MicrobeDB is distributed using the CERN VM File System (CVMFS). Docker and CSI deployment recipes are available in ./destinations. The recipes are executed by Terraform.

Docker may fail to unmount CVMFS during shutdown, run sudo fusermount -u ./microbedb/mount if you encounter transport endpoint is not connected errors.

OSX Peculiarities

OSX does not natively support Docker, it runs Docker within a Linux virtual machine. This workaround means that support is limited to only the most basic use case. While mounting MicrobeDB via CVMFS, it will fail with an error.

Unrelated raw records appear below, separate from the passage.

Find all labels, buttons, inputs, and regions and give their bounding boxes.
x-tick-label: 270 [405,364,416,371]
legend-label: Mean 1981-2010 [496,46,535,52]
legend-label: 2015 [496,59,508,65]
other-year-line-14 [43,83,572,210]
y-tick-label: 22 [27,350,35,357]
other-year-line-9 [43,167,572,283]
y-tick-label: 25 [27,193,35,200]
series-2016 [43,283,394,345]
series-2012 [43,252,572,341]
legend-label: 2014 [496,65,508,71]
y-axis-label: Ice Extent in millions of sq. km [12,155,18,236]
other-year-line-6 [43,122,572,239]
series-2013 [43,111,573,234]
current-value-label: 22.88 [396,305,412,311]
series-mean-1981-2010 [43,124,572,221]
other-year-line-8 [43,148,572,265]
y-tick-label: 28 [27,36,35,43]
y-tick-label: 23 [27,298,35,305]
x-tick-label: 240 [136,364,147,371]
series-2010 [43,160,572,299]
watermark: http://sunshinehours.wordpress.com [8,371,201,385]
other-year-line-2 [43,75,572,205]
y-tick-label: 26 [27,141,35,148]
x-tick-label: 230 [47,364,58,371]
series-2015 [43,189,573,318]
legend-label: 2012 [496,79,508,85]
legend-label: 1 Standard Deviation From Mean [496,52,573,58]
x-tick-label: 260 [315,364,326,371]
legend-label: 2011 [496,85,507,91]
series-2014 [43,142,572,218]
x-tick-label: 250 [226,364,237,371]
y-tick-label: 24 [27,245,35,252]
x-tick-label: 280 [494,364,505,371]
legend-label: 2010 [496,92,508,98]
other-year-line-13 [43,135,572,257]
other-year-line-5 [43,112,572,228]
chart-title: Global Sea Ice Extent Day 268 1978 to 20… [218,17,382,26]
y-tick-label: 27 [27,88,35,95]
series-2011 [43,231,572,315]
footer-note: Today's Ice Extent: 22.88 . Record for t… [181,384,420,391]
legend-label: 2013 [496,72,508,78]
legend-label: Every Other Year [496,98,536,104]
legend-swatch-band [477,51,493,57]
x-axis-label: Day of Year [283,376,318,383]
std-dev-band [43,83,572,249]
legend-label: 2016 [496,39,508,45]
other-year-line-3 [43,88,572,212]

To work around this CVMFS must be installed and configured manually. First ensure that FUSE is enabled by running kextstat | grep -i fuse. Download the CVMFS package. Install the pkg and reboot. Copy ../destinations/docker/cvmfs.config to /etc/cvmfs/default.local. Copy ./microbedb.brinkmanlab.ca.pub to /etc/cvmfs/keys/microbedb.brinkmanlab.ca.pub. Ensure everything is configured properly by running sudo cvmfs_config chksetup. You MUST mount the CVMFS repository under a shared folder as configured in your Docker settings for it to be accessible by Docker. By default /tmp should be included as a shared folder and you can mount the repository to /tmp/microbedb. Ensure /tmp/microbedb exists and run sudo mount -t cvmfs microbedb.brinkmanlab.ca /tmp/microbedb.

Schema documentation

Run sqlite3 microbedb.sqlite '.schema' to view documentation of the various tables and columns. The assembly table is largely undocumented because NCBI does not document their data schemas.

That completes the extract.